光エネルギーを受け取って分子は活性化し、さまざまな化学反応を示す。 植物の光合成は光化学反応のよく知られた例であるが、ここでは有機分子が光を吸収することで、 他の分子から水素を引き抜いて還元される例を取り上げる。
光を吸収して励起状態になったベンゾフェノンは、ビラジカルとしての性質を示し、 他の分子から水素を引き抜きやすいことが知られている(三重項状態)。 そして水素引き抜きで生成したジフェニルヒドロキシルメチルは、ただちに会合してベンゾピナコールになる。
カルボカチオンやラジカル分子では、炭素骨格の組換えが起こることがある。 ここではそのよく知られた例であるピナコール転位を取り上げる。 この転位反応では中間に生成するカルボカチオンがR2C+-OH型のカルボカチオンに転移する。
有機化合物はいくつかの強固に結合した原子団が、比較的弱く結び合わされてできているものと考えることができる。 そのためそれぞれの原子団をほぼ独立であるかのように扱え、原子団の特徴的な振動数から、 分子中にある原子団を推定することができる。 通常カルボニル基 C=O は1650 cm-1~1750 cm-1 付近に鋭く強い、 水酸基 OH は 3000 cm-1~3500 cm-1 付近に幅広い吸収を示すので、 赤外スペクトルはカルボニル基や水酸基の有無の判定によく用いられる。 2C-3で取り上げるショウノウを還元してボルネオールにする反応では、この赤外スペクトルの変化が明瞭な形で見て取れる。
赤外スペクトルは官能基を検出する強力な手法だが、注目する原子団の置かれた環境によってスペクトルが大きく変化する場合があり、 特に水酸基については注意を要する。 今回取り上げるベンゾピナコールでは、分子間の水素結合が微弱で、水酸基の吸収は 3550 cm-1付近に中程度の吸収として現れる。
この実験課題では、 有機合成に挑戦し、 赤外吸収スペクトルで官能基の示す特性吸収を調べてもらうことになります。 この実験課題中、光還元・ピナコロン転移の課題は、 入門化学実験の発足時から、中2年の休止期間があったものの (2011年度に前後期実施することになり、日程調整の関係で休止。 2013年度に学生実験用の nmr 装置が使用不能状態になったため急遽復活)、 現在まで実施してきました。 ショウノウの還元の実験は、 2014年度から始まって今も続いています。

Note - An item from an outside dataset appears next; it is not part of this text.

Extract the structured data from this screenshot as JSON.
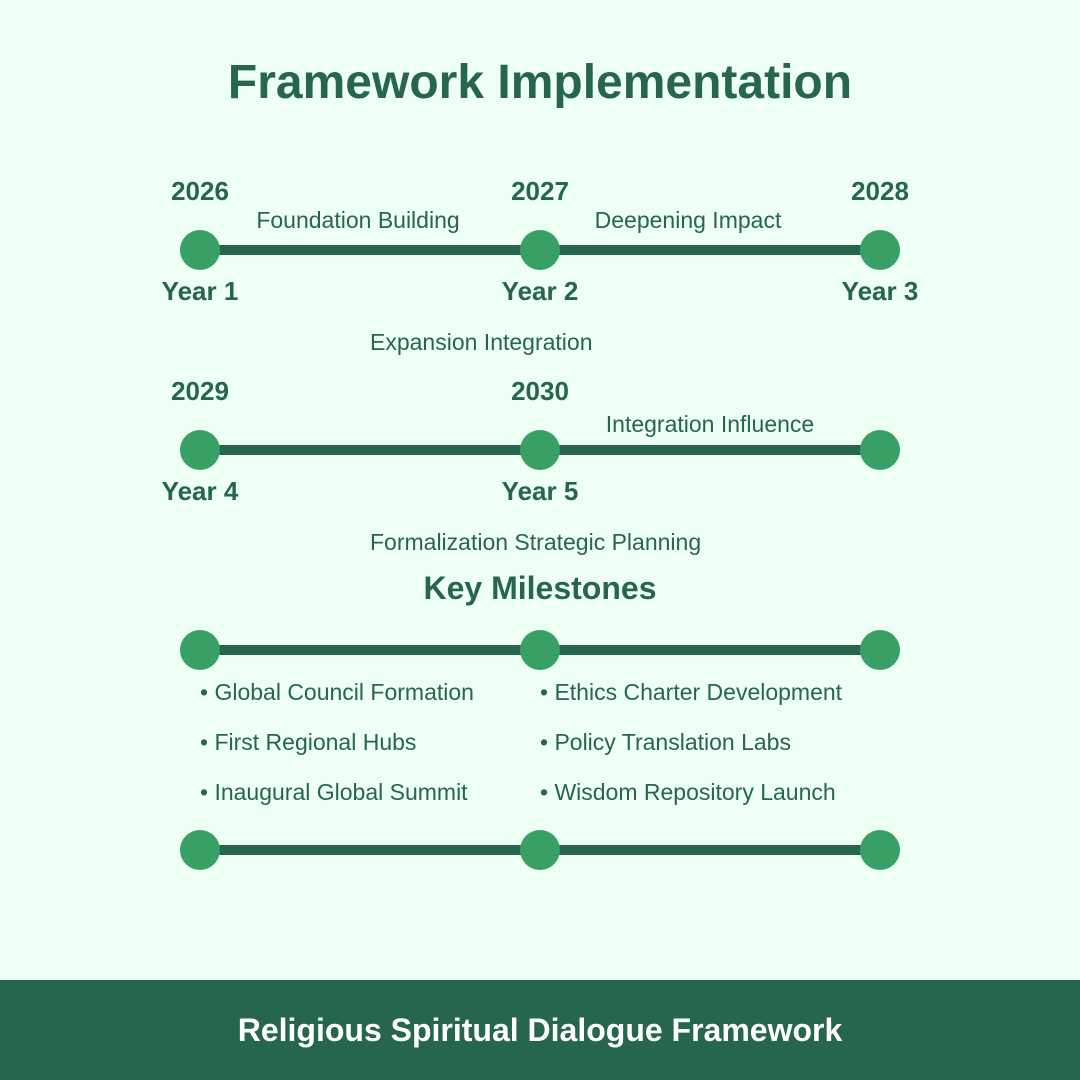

ベンゾフェノンの光還元とピナコロン転移の実験は、 K. L. Williamson, R. Minard and K. M. Masters, "Macroscale and microscale organic experiments," 5th ed, Chap. 62, Houston Mifflin 2007 を参考に設計しました (すでに Fieser の"Experiments in organic chemistry" の1941 年の第2版に記載アリ)。 少ない手順で興味深い反応が経験でき、 また官能基の変化を、赤外スペクトルで調べるには恰好の材料だと思っています。 ショウノウを金属ナトリウムで還元してボルネオールにする実験は、 光照射の空き時間にはまる課題として2014 年度から導入しました。 この課題はぼくの高校時代の愛読書だった木村清三「香料化学」増補版、共立 1969 に想を得ました。 和装品の防虫剤のショウノウをボルネオールに還元して、 典型的なカルボニル基と水酸基の赤外吸収に触れてみようというわけです。 このショウノウやボルネオールなどのテルペンの化学は、 古典的な転位反応の研究の主要な舞台でもあり、 またテルペンというもの自体に触れてもらう機会になればと思っています。